Para determinar si algo es bueno o malo, los descendientes del mono lo percibimos materialmente, lo clasificamos en razón de su contenido ético y lo enjuiciamos según el valor moral que le demos. La pesquisa en contra de Mamá Rosa y su estancia en Zamora, Michoacán, ha polarizado las posturas, unos la catalogaron de buena y otros de mala.

Por si faltara alguna opinión, hoy en Sin Jiribilla daremos la nuestra a partir de tres ópticas: la jurídica, desde el interés público y los derechos fundamentales; la filosófica, haciendo una reflexión ética del comportamiento; y la sociológica, observando las distintas reacciones que se han detonado.

La cosa no es menor, según reportes periodísticos, en el lugar, los “hijos mayores” pagaban diez pesos a los menores para que les practicaran sexo oral; la propia mujer de casi ochenta años manifestó en una entrevista a Leon Krauze, que los padres no podían regresar por sus hijos, que éstos no podían salir libremente del lugar, que existía trabajo infantil al interno, que la alimentación y la higiene era repugnante, que la humillación en público era una medida de represión establecida y en cuanto a la violencia física, señaló: “…¿Tú has oído el dicho “si no pegas no quieres”? No porque los corrigiera los iba a dañar…”. De acreditarse, (porque incluso la confesión no hace prueba plena) más de cinco mil niños pasaron por ese infierno de la vida real desde su fundación en 1947.

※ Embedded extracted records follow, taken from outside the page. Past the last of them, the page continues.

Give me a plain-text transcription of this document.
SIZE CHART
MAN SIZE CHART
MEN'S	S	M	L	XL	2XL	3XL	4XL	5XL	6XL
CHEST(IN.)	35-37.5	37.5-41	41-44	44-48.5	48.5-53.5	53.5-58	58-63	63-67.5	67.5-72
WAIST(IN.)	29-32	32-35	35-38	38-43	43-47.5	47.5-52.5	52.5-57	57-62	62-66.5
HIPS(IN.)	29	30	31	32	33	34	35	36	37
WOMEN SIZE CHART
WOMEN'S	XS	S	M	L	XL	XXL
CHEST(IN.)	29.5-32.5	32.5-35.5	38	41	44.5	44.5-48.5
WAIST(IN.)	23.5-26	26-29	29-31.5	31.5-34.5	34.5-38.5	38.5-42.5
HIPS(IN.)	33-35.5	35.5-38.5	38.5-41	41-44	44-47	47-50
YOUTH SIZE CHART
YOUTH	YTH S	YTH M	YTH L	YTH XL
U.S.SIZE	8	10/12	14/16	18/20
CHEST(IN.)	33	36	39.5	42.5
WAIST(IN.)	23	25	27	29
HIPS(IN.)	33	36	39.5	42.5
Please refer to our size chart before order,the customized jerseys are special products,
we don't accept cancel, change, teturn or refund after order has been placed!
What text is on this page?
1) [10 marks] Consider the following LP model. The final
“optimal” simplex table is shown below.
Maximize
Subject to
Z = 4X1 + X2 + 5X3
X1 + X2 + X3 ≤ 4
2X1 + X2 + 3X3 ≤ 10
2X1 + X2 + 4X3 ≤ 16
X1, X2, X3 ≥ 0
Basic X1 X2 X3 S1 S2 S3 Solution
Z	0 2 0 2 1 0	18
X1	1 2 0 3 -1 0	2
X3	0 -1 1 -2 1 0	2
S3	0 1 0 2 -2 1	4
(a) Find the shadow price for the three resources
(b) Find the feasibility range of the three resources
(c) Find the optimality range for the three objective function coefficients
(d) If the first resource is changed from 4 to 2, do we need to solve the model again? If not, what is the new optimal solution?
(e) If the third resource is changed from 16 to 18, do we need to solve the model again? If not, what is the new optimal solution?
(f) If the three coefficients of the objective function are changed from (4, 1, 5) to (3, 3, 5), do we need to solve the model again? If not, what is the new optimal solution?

Jurídicamente, es evidente en la luz del estado de derecho, que la actuación pública donde la PGR aseguró las instalaciones de “La Gran Familia” estuvo acorde al mandato constitucional de velar por el interés superior de la protección de los menores, lo lamentable fue la lentitud con la que reaccionó. Por otro lado, igual de evidente resulta la presunción de inocencia que tienen todos los involucrados, ahora el estado a través de su función jurisdiccional habrá de investigar y en su caso condenar. Serenos morenos, habrá que esperar.

En cuanto a la valoración de las conductas de Mamá Rosa, habrá que advertir que produce el mismo daño aquel que intencionalmente perjudica y aquel que queriendo ayudar, lo hace mal.

Es bastante posible que esta ex niña rica, yendo en contra de la indiferencia social e inundada por el sentimiento de la caridad, se armó de valor, recogió a ese niño olvidado por un circo, lo convirtió en su primer “hijo” y así se siguió durante cincuenta años; sin embargo, tal expresión de compasión indiscutiblemente loable debemos de entender que también trae aparejada una responsabilidad, que bajo mi opinión, es la médula del debate.

Si su fin era proteger a aquellos niños olvidados pero al hacerlo, irónicamente los dañó, tendrá que rendir cuentas. El fin no justifica los medios.

Ni muy muy, ni tan tan, tanto en este caso como en todo, nuestra obstinación de pensamiento simplista que no admite claro oscuros sino que solo quiere ver víctimas y victimarios, a veces nubla la opinión razonada y encona las posturas.

Dudo que no haya habido casos de menores que recibieron una vida digna gracias a ella y al igual, dudo que no haya habido casos donde rebasada por la situación, menores sufrieron violaciones graves a sus derechos. Comete el mismo error el que la quiere llevar a la hoguera como el que la quiere santificar.

Que se le reconozca por su loable labor en los casos que así fue y que se le castigue en aquellos que provocaron afectaciones insuperables. Pero desde luego sus posibles conductas buenas del pasado no sirven para exonerarla de sus posibles conductas malas del presente. Toda la marabunta de intelectuales que sale en su defensa narrando sus experiencias de hace treinta años en el albergue, tropiezan ante una verdad innegable: lo que fue ayer, no necesariamente será lo que es hoy.

Aparte de todo lo anterior, encuentro como lo más escabroso de esta historia, una vez más, a la indiferencia del individuo contemporáneo. Enclavado en una zona rodeada por restaurantes italianos y japoneses en Zamora, Michoacán, durante más de medio siglo nadie abrió los ojos para saber que pasaba dentro de esos muros pero eso sí, los donativos no dejaban de llegar y las fotos pal recuerdo jamás podían faltar.

Escalofriantes comportamientos de la sociedad que conformamos.